Import necessary libraries and namespaces
#include <bits/stdc++.h>
#define MAX_TREE_HT 256
using namespace std;
Underlying Data Structures :
1. MinHeap Node - a structure describing a node of the tree built by Huffman Encoding.
// A Huffman tree node
struct MinHeapNode
{
char data; // One of the input characters
int freq; // Frequency of the character
MinHeapNode *left, *right; // Left and right child
MinHeapNode(char data, int freq)
{
left = right = NULL;
this->data = data;
this->freq = freq;
}
};
2. A priority Queue - it stores all singleton nodes initially.
// utility function for the priority queue
struct compare
{
bool operator()(MinHeapNode* l, MinHeapNode* r)
{
return (l->freq > r->freq);
}
};
// STL priority queue to store heap tree, with respect
// to their heap root node value
priority_queue<MinHeapNode*, vector<MinHeapNode*>, compare> minHeap;
-Step 1 : Count Frequencies
// to store the frequency of character of the input data
map<char, int> freq;
// utility function to store map each character with its
// frequency in input string
void calcFreq(string str, int n)
{
for (int i=0; i<str.size(); i++)
freq[str[i]]++;
}
-Step 2: Build Encoding Tree
AND
-Step 3 : Build Encoding Map
// to map each character its huffman value
map<char, string> codes;
// utility function to store characters along with
// there huffman value in a hash table, here we
// have C++ STL map
void storeCodes(struct MinHeapNode* root, string str)
{
if (root==NULL)
return;
if (root->data != '$')
codes[root->data]=str;
storeCodes(root->left, str + "0");
storeCodes(root->right, str + "1");
}
// function to build the Huffman tree and store it
// in minHeap
void HuffmanCodes(int size)
{
struct MinHeapNode *left, *right, *top;
for (map<char, int>::iterator v=freq.begin(); v!=freq.end(); v++)
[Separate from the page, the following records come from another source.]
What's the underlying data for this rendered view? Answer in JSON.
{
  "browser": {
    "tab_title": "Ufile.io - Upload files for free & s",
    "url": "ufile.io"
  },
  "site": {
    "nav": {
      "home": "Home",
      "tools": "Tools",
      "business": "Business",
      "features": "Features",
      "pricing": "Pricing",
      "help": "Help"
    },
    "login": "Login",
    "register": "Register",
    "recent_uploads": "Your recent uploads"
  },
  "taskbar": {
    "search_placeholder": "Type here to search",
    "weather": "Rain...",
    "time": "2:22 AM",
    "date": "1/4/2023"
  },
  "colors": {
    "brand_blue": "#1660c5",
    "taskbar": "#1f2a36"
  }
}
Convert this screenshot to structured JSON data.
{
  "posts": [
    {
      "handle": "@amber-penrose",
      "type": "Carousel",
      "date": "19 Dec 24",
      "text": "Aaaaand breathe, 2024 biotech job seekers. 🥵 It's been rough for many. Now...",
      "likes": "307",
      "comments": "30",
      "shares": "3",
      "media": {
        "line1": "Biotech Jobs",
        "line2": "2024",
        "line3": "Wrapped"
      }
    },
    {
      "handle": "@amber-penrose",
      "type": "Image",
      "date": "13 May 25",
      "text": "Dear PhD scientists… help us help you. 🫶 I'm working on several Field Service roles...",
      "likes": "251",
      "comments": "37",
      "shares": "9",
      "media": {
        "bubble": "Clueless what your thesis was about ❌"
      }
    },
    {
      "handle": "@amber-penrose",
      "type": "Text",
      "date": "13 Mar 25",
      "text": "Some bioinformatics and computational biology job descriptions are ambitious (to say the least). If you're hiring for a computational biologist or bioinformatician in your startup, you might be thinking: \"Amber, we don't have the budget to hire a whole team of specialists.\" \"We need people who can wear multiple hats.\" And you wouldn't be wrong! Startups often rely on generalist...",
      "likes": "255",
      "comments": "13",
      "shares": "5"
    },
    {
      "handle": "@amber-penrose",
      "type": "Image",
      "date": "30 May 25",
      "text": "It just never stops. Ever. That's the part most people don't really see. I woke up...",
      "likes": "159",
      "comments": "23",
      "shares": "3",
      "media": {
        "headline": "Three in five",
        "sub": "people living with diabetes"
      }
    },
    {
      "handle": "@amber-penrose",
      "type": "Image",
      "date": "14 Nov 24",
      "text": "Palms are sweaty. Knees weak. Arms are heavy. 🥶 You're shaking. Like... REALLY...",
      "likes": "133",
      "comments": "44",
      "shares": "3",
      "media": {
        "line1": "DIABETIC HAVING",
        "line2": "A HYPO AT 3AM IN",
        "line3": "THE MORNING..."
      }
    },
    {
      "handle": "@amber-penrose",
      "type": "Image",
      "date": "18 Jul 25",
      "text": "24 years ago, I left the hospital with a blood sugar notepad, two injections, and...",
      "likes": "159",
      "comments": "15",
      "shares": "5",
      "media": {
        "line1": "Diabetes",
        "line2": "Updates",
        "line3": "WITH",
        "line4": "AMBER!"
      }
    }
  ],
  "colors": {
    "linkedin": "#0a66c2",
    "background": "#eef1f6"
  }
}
minHeap.push(new MinHeapNode(v->first, v->second));
while (minHeap.size() != 1)
{
left = minHeap.top();
minHeap.pop();
right = minHeap.top();
minHeap.pop();
top = new MinHeapNode('$', left->freq + right->freq);
top->left = left;
top->right = right;
minHeap.push(top);
}
storeCodes(minHeap.top(), "");
}
-Step 4 : Encode the data
// utility function to print characters along with
// there huffman value
void printCodes(struct MinHeapNode* root, string str)
{
if (!root)
return;
if (root->data != '$')
cout << root->data << ": " << str << "\n";
printCodes(root->left, str + "0");
printCodes(root->right, str + "1");
}
Decoding :
// function iterates through the encoded string s
// if s[i]=='1' then move to node->right
// if s[i]=='0' then move to node->left
// if leaf node append the node->data to our output string
string decode_file(struct MinHeapNode* root, string s)
{
string ans = "";
struct MinHeapNode* curr = root;
for (int i=0;i<s.size();i++)
{
if (s[i] == '0')
curr = curr->left;
else
curr = curr->right;
// reached leaf node
if (curr->left==NULL and curr->right==NULL)
{
ans += curr->data;
curr = root;
}
}
// cout<<ans<<endl;
return ans+'\0';
}
Main program to demonstrate :
string str = "mynameisanjishnu";
string encodedString, decodedString;
calcFreq(str, str.length());
HuffmanCodes(str.length());
cout << "Character With their Frequencies:\n";
for (auto v=codes.begin(); v!=codes.end(); v++)
cout << v->first <<' ' << v->second << endl;
for (auto i: str)
encodedString+=codes[i];
cout << "\nEncoded Huffman data:\n" << encodedString << endl;
decodedString = decode_file(minHeap.top(), encodedString);
cout << "\nDecoded Huffman Data:\n" << decodedString << endl;
string str1 = "thisgivesademo";
string encodedString1, decodedString1;
for (auto i: str1)
encodedString1+=codes[i];
cout << "\nEncoded Huffman data:\n" << encodedString1 << endl;
decodedString1 = decode_file(minHeap.top(), encodedString1);
cout << "\nDecoded Huffman Data:\n" << decodedString1 << endl;
The above example is used to demonstrate the fact that when apriori statistics of one file is used to compress another file, the huffman coding not only consumes more number of bits, but is also highly inaccurate.